Another small but eye catching change is that there are more specialists powers, but they’ve been divided into categories that can’t be repeated. So you have more options, but at the same time are forced to not concentrate on one area. I’m more or less neutral on this one, though it doesn’t seem like a problem to let someone focus their team on close combat, or shooting, or whatever.

The biggest change though is Break Tests. Previously, once a team had fallen below half strength, the Leader would have to take a Leadership Test at the start of every turn. If they failed the team would flee, ending the battle immediately and losing the game. In the new rules, once a team falls below half strength every model starts taking a Leadership Test every turn and flees individually if they fail. The Leader model provides a cool bonus such that if they pass the test, every friendly model within 6″ of them automatically passes the test.

Overall I like that modified Break Test. The Leader command radius mechanic is really appealing, giving a fluffy incentive to bring your troops toward your leader as you start to lose models. One change I would consider is having models Fall Back if they fail, rather than just being removed immediately. That would give the other player more time to kill them, which yields a point in several missions while them breaking doesn’t. Models with Fearless automatically pass the test and those with And They Shall Know No Fear reroll, so those would work out pretty similarly falling back. My one concern with this change is having to chase down that one last model way off in the corner, or playing out the turns with no one moving on top of the objectives.

Somewhat interestingly, the old style break rules aren’t that ridiculous when loosely compared to real life battles. I don’t think most game players realize actual military units are generally considered broken once they go above something like 10% casualties, and decimated above 25%. That said, if Kill Team is supposed to capture a very small, close quarters & short firefight, then it makes sense that it’s every man, to the death, more similar to the new rules.

Let's get 'em, boys!

Let’s get ’em, boys!

For a final rules note, one bugaboo that stood out to me is that the first mission has an odd number of objectives, with the first player placing the extra. That’d be understandable if it was a thematic mission with a specific attacker/defender or something, but that’s not the case. Placing more or more valuable objectives is a significant advantage that GW should really get a clue about and stop doing. Objectives should be even, or the odd one out centrally placed.  In general though the six included missions actually seem fairly good.  Nothing crazy original, but there’s some interesting bits here and there.

Summary

Overall Kill Team is solid, though probably overpriced. The length of eBooks is really hard to gauge due to the pagination and presentation, but this is probably about 12 pages if formatted to standard GW design, maybe more with all the copy-pasted USRs. More importantly, the existing free Warhammer World rules are basically just as functional, let alone more substantial fan efforts like Galaxy in Flames’ Killzone. As a free download it’d be great—though the presentation issues would still be inexcusable—and at $4 it’d be a good bargain that I’d happily encourage people paying to support the effort. At $12 though it’s hard to gauge.  On the upside, at a minimum that means it’s not ridiculous.  In stark contrast, I felt clearly burned and extorted by the very slim $33 Stronghold Assault, which in some sense has a fair bit more content than this, but much of which is just copy-pasted from the main rules and Apocalypse 2.0 book. In that light this looks comparatively reasonably priced, though it takes a ding for being very weakly presented.

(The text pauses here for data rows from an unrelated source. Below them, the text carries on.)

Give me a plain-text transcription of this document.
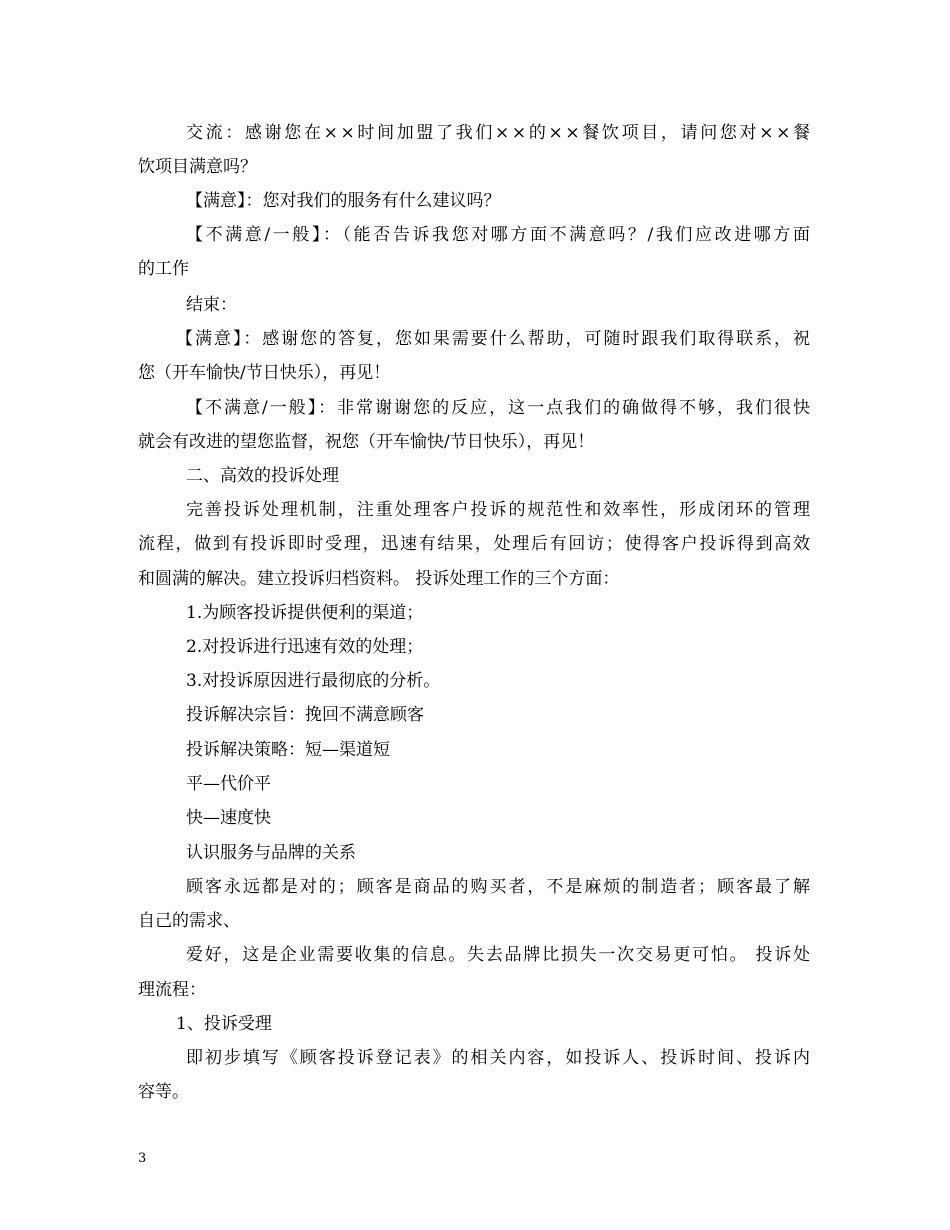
交流：感谢您在××时间加盟了我们××的××餐饮项目，请问您对××餐
饮项目满意吗？
【满意】：您对我们的服务有什么建议吗？
【不满意/一般】：（能否告诉我您对哪方面不满意吗？/我们应改进哪方面
的工作
结束：
【满意】：感谢您的答复，您如果需要什么帮助，可随时跟我们取得联系，祝
您（开车愉快/节日快乐），再见！
【不满意/一般】：非常谢谢您的反应，这一点我们的确做得不够，我们很快
就会有改进的望您监督，祝您（开车愉快/节日快乐），再见！
二、高效的投诉处理
完善投诉处理机制，注重处理客户投诉的规范性和效率性，形成闭环的管理
流程，做到有投诉即时受理，迅速有结果，处理后有回访；使得客户投诉得到高效
和圆满的解决。建立投诉归档资料。 投诉处理工作的三个方面：
1.为顾客投诉提供便利的渠道；
2.对投诉进行迅速有效的处理；
3.对投诉原因进行最彻底的分析。
投诉解决宗旨：挽回不满意顾客
投诉解决策略：短—渠道短
平—代价平
快—速度快
认识服务与品牌的关系
顾客永远都是对的；顾客是商品的购买者，不是麻烦的制造者；顾客最了解
自己的需求、
爱好，这是企业需要收集的信息。失去品牌比损失一次交易更可怕。 投诉处
理流程：
1、投诉受理
即初步填写《顾客投诉登记表》的相关内容，如投诉人、投诉时间、投诉内
容等。
3
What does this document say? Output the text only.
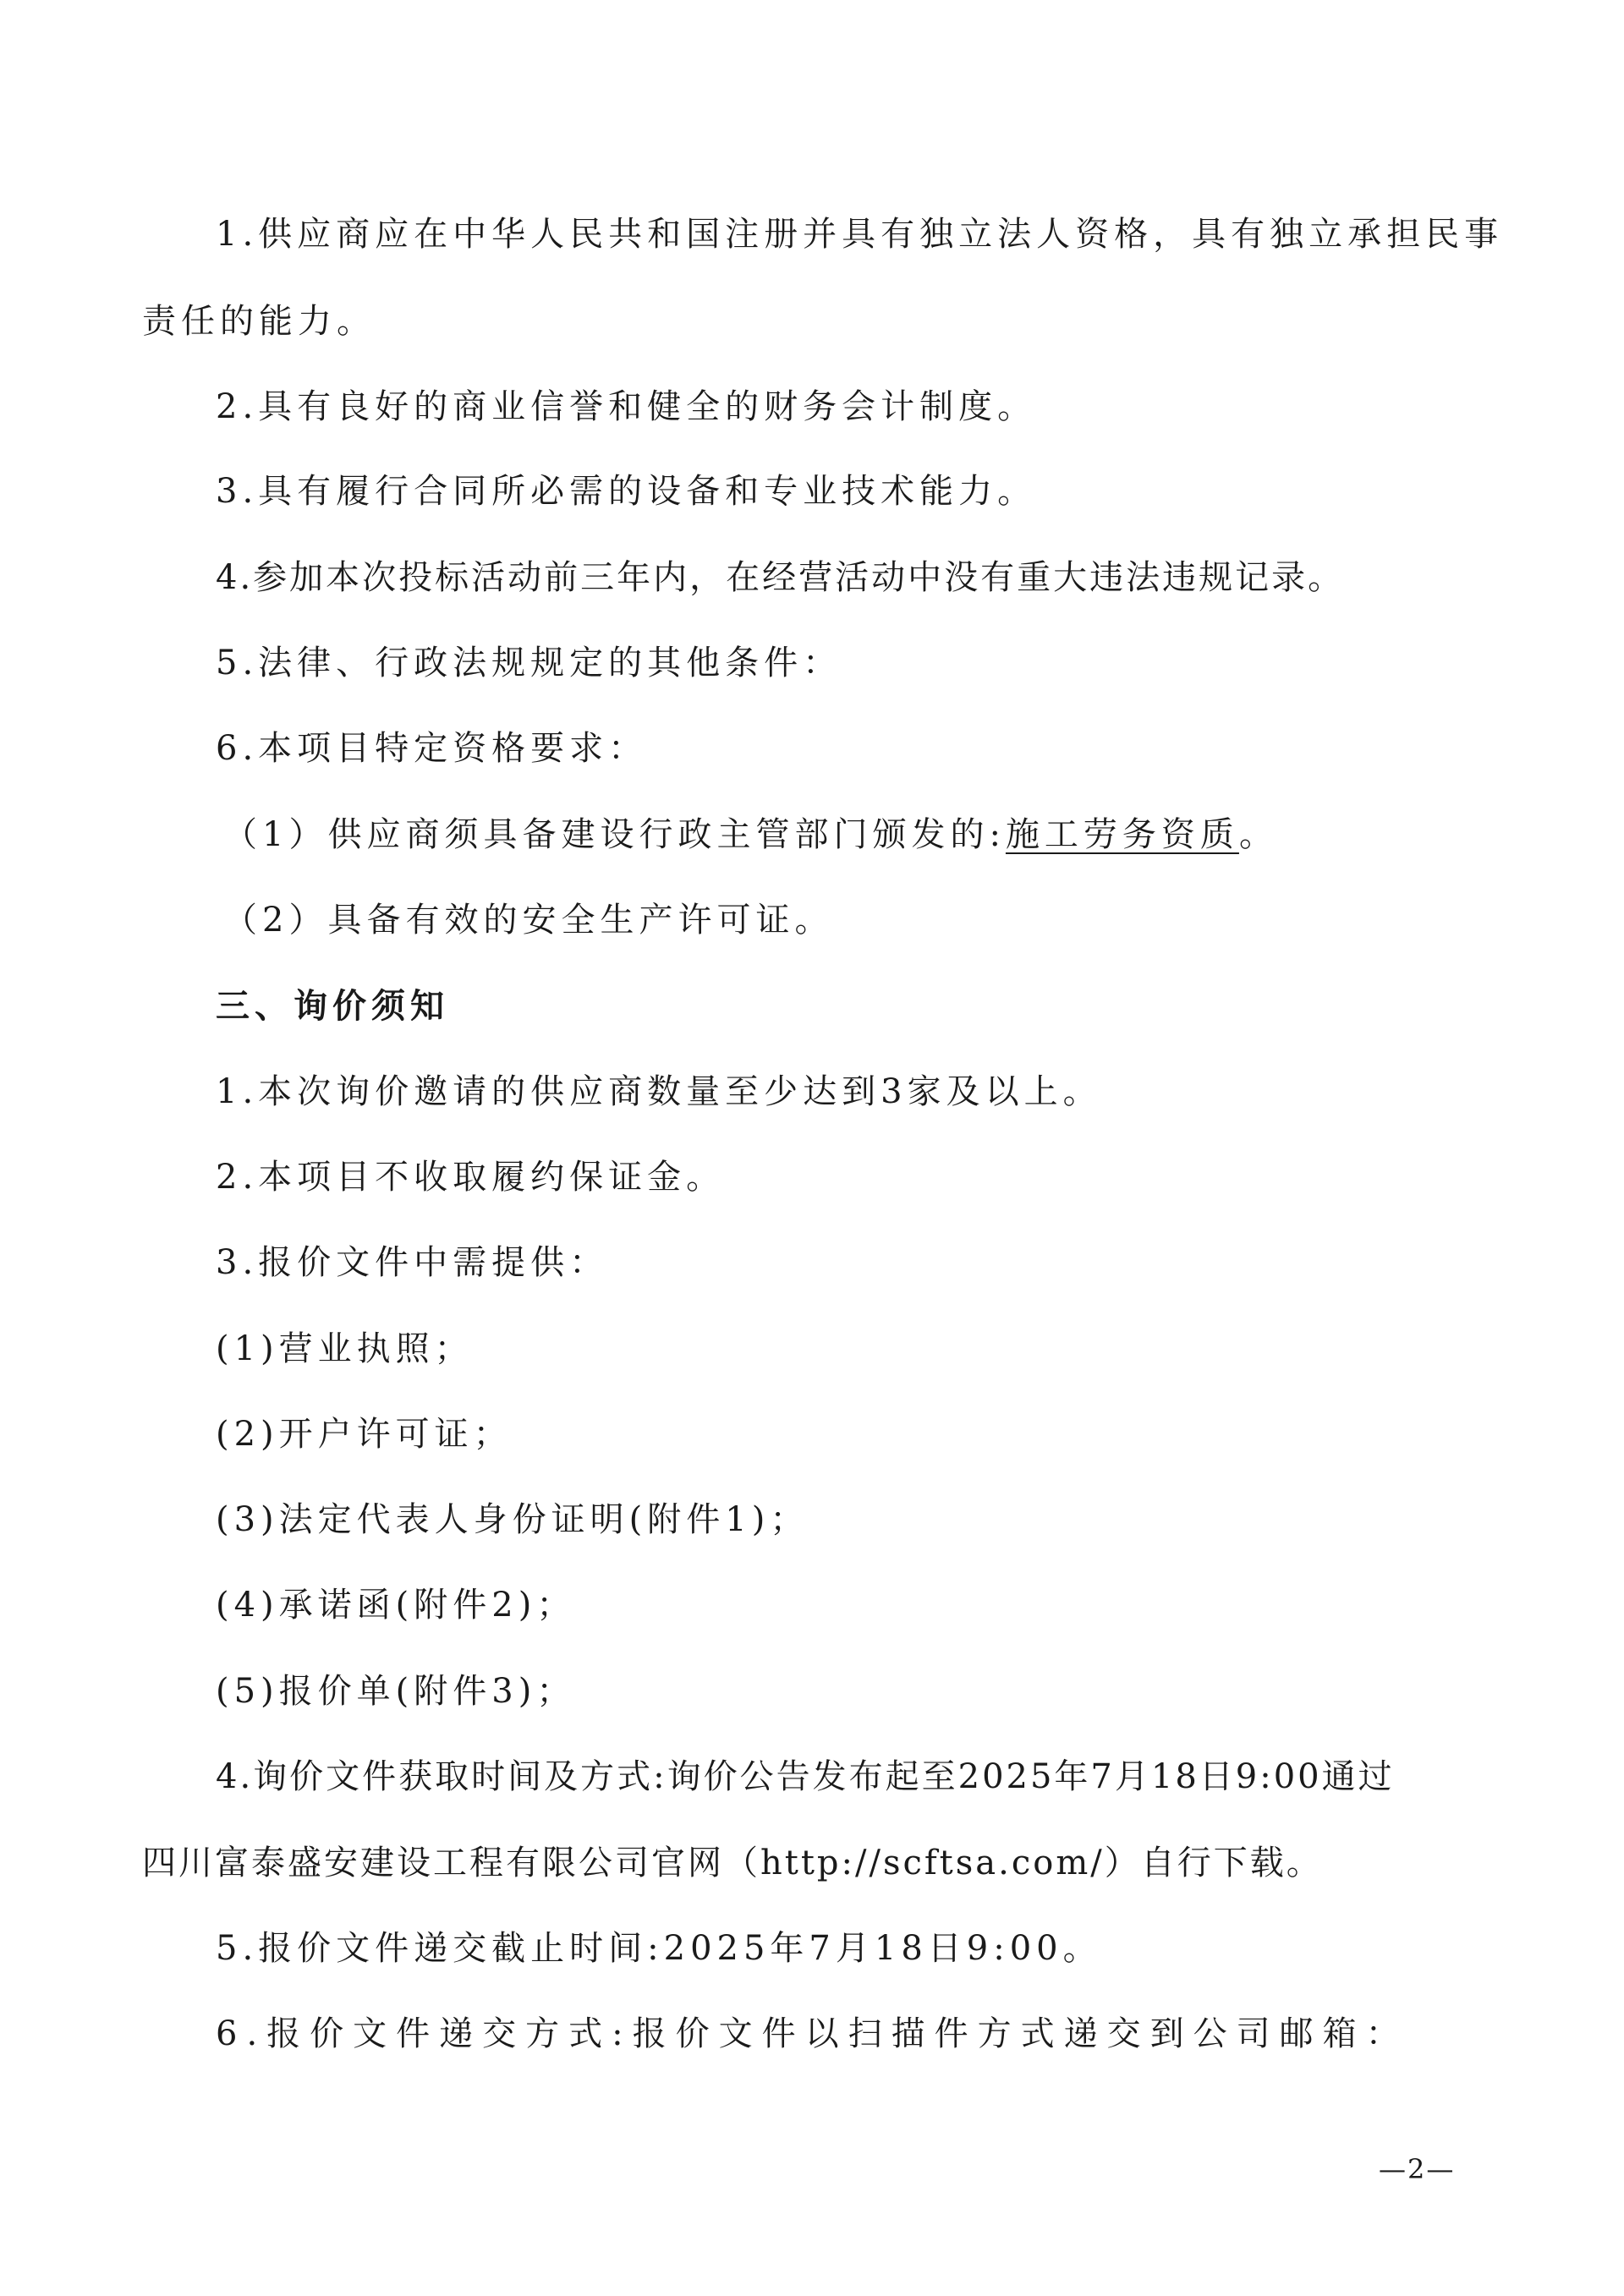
1.供应商应在中华人民共和国注册并具有独立法人资格，具有独立承担民事
责任的能力。
2.具有良好的商业信誉和健全的财务会计制度。
3.具有履行合同所必需的设备和专业技术能力。
4.参加本次投标活动前三年内，在经营活动中没有重大违法违规记录。
5.法律、行政法规规定的其他条件：
6.本项目特定资格要求：
（1）供应商须具备建设行政主管部门颁发的:施工劳务资质。
（2）具备有效的安全生产许可证。
三、询价须知
1.本次询价邀请的供应商数量至少达到3家及以上。
2.本项目不收取履约保证金。
3.报价文件中需提供：
(1)营业执照；
(2)开户许可证；
(3)法定代表人身份证明(附件1)；
(4)承诺函(附件2)；
(5)报价单(附件3)；
4.询价文件获取时间及方式:询价公告发布起至2025年7月18日9:00通过
四川富泰盛安建设工程有限公司官网（http://scftsa.com/）自行下载。
5.报价文件递交截止时间:2025年7月18日9:00。
6.报价文件递交方式:报价文件以扫描件方式递交到公司邮箱：
—2—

So I have to say that I’m happy with the content here and the forward progress in the evolution of Kill Team rules. However, I wouldn’t particularly push anybody to discontinue playing from any of the existing free sources and plunk down for this; they all basically get the same job done. Kill Team tournaments are going to be particularly tricky in this regard, i.e., whether or not they just roll their own rules, the basics being well established at this point, or make everyone pick up this release.